The Federal Deposit Insurance Corporation (FDIC) was created in 1933 as an independent agency of the United States government to insure bank customers in the event the bank fails and does not have the necessary funds available to pay claims on deposits.

Created under the Federal Reserve Act, the FDIC insures bank deposits on:

•Individual accounts up to $100,000.

•Joint accounts up to $200,000.

•Retirement accounts up to $250,000.

For a bank to offer FDIC insurance, it must meet the standards for membership in the Federal Reserve system.

•State chartered banks

•Mutual savings institutions, if they meet certain qualifications

•National banks

Functions of the FDIC:

•Pay depositors if the bank fails or is forced to close by state regulators and the failed bank does not have the necessary funds to cover each claim.

•Prevent unsound banking practices and to make sure that any discrepancies that are found will be discontinued.

•To act as receiver for all national banks.

•To act as receiver for state chartered banks, if the state puts in a request.

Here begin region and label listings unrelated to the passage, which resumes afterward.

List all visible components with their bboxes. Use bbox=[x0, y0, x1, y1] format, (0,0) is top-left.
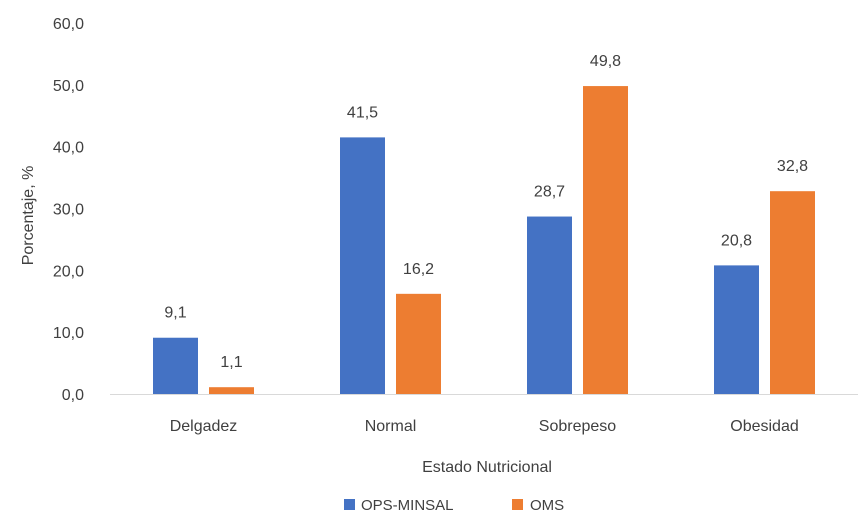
data-label: 28,7 bbox=[534, 184, 565, 201]
x-tick-label: Normal bbox=[365, 418, 417, 435]
x-tick-label: Sobrepeso bbox=[539, 418, 616, 435]
bar-oms-normal bbox=[396, 293, 441, 394]
bar-oms-obesidad bbox=[770, 191, 815, 394]
y-tick-label: 20,0 bbox=[53, 263, 84, 280]
x-tick-label: Obesidad bbox=[730, 418, 799, 435]
data-label: 16,2 bbox=[403, 261, 434, 278]
data-label: 32,8 bbox=[777, 158, 808, 175]
y-tick-label: 30,0 bbox=[53, 202, 84, 219]
bar-oms-delgadez bbox=[209, 387, 254, 394]
data-label: 9,1 bbox=[164, 305, 186, 322]
y-tick-label: 10,0 bbox=[53, 325, 84, 342]
bars bbox=[153, 86, 815, 394]
data-label: 1,1 bbox=[220, 354, 242, 371]
legend-swatch bbox=[344, 499, 355, 510]
legend: OPS-MINSAL OMS bbox=[344, 497, 564, 514]
y-axis-ticks: 0,0 10,0 20,0 30,0 40,0 50,0 60,0 bbox=[53, 16, 84, 404]
data-labels: 9,1 1,1 41,5 16,2 28,7 49,8 20,8 32,8 bbox=[164, 53, 808, 371]
y-tick-label: 60,0 bbox=[53, 16, 84, 33]
legend-label: OMS bbox=[530, 497, 564, 514]
bar-ops-minsal-delgadez bbox=[153, 337, 198, 394]
x-axis-categories: Delgadez Normal Sobrepeso Obesidad bbox=[170, 418, 799, 435]
bar-ops-minsal-obesidad bbox=[714, 265, 759, 394]
legend-label: OPS-MINSAL bbox=[361, 497, 454, 514]
data-label: 20,8 bbox=[721, 232, 752, 249]
y-tick-label: 50,0 bbox=[53, 78, 84, 95]
y-axis-title: Porcentaje, % bbox=[20, 166, 37, 266]
legend-swatch bbox=[512, 499, 523, 510]
y-tick-label: 40,0 bbox=[53, 140, 84, 157]
data-label: 49,8 bbox=[590, 53, 621, 70]
data-label: 41,5 bbox=[347, 104, 378, 121]
y-tick-label: 0,0 bbox=[62, 387, 84, 404]
x-tick-label: Delgadez bbox=[170, 418, 238, 435]
x-axis-title: Estado Nutricional bbox=[422, 459, 552, 476]
bar-ops-minsal-normal bbox=[340, 137, 385, 394]
bar-ops-minsal-sobrepeso bbox=[527, 216, 572, 394]
bar-oms-sobrepeso bbox=[583, 86, 628, 394]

•Make loans to insured banks, if necessary.

•To purchase assets from insured banks, if necessary.

•To oversee and facilitate mergers between banks if the action will prevent further losses if one of the banks is deemed to be failing.

•To insure the continuation of a distressed bank if it is deemed that the bank provides a necessary service to the community in which it is located.

•Administers the disclosure provisions of the Securities Exchange Act of 1934 that applies to banks that are insured but are nonmembers of the FDIC.

•To regularly examine the status of banks that are not members of the Federal Reserve System.

•Enforce rules governing the advertising and payment of interest on deposits.

•Give required consent for bank mergers if the resulting bank will be an insured nonmember institution.

The Federal Deposit Insurance Corporation is managed by a three member board of directors in which two are full time, and the third is the comptroller of the currency, who serves in an unofficial capacity. The two full time members are appointed to six year terms by the President of the United States.